Until this past year, I had served for several years in a row as a biography judge for the Society of Midland Authors’ annual book awards. As a result, a few years ago, I read Judith Testa’s Sal Maglie: Baseball’s Demon Barber (Northern Illinois University Press, 2007), which won that award. At the time, I commented to a friend that a good sports biography can serve as a window into an era. One learns about how a player grew up, how the sport groomed its stars, and about the ethos of the cities they played for. Some of the background information such books can supply may be harder to convey in movies, but I believe 42 has come as close as any sports movie to detailing the nuances of significant change in an era when baseball changed forever for the better, abandoning a racist whites-only roster of days past and introducing the first black player in Major League Baseball, Jackie Robinson. Much has been written about Robinson over the years, but a movie can reach people in very different ways.
Among those different ways are the facial expressions—the hateful stares, the condescending sneers–of the actors portraying the skeptics and race-baiters who inhabited baseball at the time, including umpires, managers, and fellow ballplayers, as well as the images of those who were more welcoming and open-minded. Among the latter was Pee Wee Reese, the Dodger shortstop, who hailed from Kentucky. At a game in Cincinnati, Reese embraces Robinson as a way of “telling my relatives who I am.”
At an earlier point, however, after Robinson, still a minor league player for the Montreal Royals in the Brooklyn Dodgers farm system, and undergoing spring training in Florida, has been threatened by local roughnecks, one man approaches him on the sidewalk. Robinson is with his wife, who is pushing their first baby in a stroller.
“I want to say something to you,” the man says, and we all get ready for the predictable.
“What is that?” Robinson asks, bracing himself for yet another racial slur or barely veiled threat.
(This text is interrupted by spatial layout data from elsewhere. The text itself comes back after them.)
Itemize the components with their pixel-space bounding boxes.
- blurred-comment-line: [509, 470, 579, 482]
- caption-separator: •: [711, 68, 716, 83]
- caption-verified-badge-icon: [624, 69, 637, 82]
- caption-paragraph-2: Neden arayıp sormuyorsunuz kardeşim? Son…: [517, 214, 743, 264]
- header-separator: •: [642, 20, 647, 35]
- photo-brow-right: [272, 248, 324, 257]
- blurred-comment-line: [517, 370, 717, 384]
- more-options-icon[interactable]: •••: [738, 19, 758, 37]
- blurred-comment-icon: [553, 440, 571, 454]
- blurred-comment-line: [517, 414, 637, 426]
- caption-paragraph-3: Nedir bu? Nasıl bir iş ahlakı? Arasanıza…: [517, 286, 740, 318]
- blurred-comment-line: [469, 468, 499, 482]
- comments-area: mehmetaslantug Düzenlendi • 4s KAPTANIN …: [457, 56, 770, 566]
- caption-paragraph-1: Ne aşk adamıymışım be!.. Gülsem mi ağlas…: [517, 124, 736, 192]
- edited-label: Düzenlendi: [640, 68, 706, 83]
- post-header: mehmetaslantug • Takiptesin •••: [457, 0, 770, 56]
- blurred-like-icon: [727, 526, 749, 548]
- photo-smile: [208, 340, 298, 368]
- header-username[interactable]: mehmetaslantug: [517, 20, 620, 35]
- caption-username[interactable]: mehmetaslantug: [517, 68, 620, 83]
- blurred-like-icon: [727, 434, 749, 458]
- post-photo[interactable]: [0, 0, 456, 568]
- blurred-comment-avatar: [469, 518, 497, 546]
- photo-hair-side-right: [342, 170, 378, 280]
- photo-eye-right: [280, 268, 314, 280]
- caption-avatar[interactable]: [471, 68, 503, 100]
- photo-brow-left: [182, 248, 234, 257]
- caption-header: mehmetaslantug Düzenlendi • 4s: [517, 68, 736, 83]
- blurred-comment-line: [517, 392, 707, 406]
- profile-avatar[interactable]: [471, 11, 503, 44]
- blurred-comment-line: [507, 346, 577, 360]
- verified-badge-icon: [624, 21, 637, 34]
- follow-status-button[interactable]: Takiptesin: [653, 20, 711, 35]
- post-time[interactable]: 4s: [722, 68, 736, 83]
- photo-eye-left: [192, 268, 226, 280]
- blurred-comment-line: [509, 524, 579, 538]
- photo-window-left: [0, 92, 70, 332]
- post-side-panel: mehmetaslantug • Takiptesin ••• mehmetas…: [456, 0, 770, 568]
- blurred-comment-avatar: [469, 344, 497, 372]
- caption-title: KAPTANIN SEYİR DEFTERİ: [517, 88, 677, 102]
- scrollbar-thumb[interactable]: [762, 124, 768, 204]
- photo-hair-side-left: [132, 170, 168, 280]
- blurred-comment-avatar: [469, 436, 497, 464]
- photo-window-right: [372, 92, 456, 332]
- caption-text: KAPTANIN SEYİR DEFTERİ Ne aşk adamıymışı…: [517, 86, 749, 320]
The man says that he is not alone in pulling for Robinson, that there are others, and he and his friends believe that, “if a man’s got the goods,” he ought to get a fair shake. Visibly relieved, Robinson thanks someone who had seemed menacing less than a minute before. Life was like that for Robinson. He never knew entirely what to expect. Pitchers from other teams aimed for his head; on one occasion, he was beaned. Philadelphia manager Ben Chapman (played by Alan Tudyk) shouted slur after slur from the sidelines until the Phillies’ management insisted that he apologize publicly to spare his team further embarrassment in the press. Challenged by Robinson teammate Pee Wee Reese in a heated argument, Chapman yells as Reese retreats to the dugout, “How does it feel to be a nigger’s nigger?” Reese replies across the field, “I don’t know. How does it feel to be a redneck piece of shit?” Yet, after the game, as the press is interviewing him, Chapman insists it is no different and no more hurtful than the ethnic slurs he has hurled in the past at Hank Greenberg (Jewish) and Joe DiMaggio (Italian). Yep, all in good, clean fun.
So much fun that Robinson ducks into the hallway behind the dugout and nearly retches, knowing that he cannot yell back or fight back, lest he trigger the perception that he cannot handle it. Dodgers owner Branch Rickey, played marvelously by Harrison Ford, comes back to support him, man to man. Robinson, often baffled (though grateful) as to why Rickey has brought him into this maelstrom, protests, “You don’t know what it’s like.” Rickey answers honestly: “You’re right, I don’t,” before offering further encouragement and finally asking, as the inning is ending, “Who’s going to play first?” Robinson, a consummate professional, puts on his glove and resumes the game.
Why did Rickey break the ice and take the chance? Already an older man by 1946, when he made the decision and chose Robinson as the pioneer, not well supported even by his own team staff, Rickey notes wryly in an early scene that “Robinson is a Methodist. I’m a Methodist. God is a Methodist.” My wife, who grew up Methodist in Nebraska, whose grandfather was a Methodist preacher, loved that line. It not only humanized the relationship between the two men but revealed an underlying strain of faith that helped guide both toward the moral fortitude it took to ride out the 1947 season in which the Dodgers introduced Robinson to the majors—a season in which he challenged numerous stereotypes and virtually carried the team on his back, at times, into the World Series despite numerous obstacles. It is not as if Robinson is superhuman, though that word gets used in the movie at times. He is a gentleman, unlike his adversaries, who is able to rein in his temper for a greater purpose.
42, in the end, is only incidentally a movie about baseball. It is much more a movie about courage and human dignity, and the challenges we all may face when the ugly side of human behavior threatens to undermine the glory of human achievement. I highly recommend it.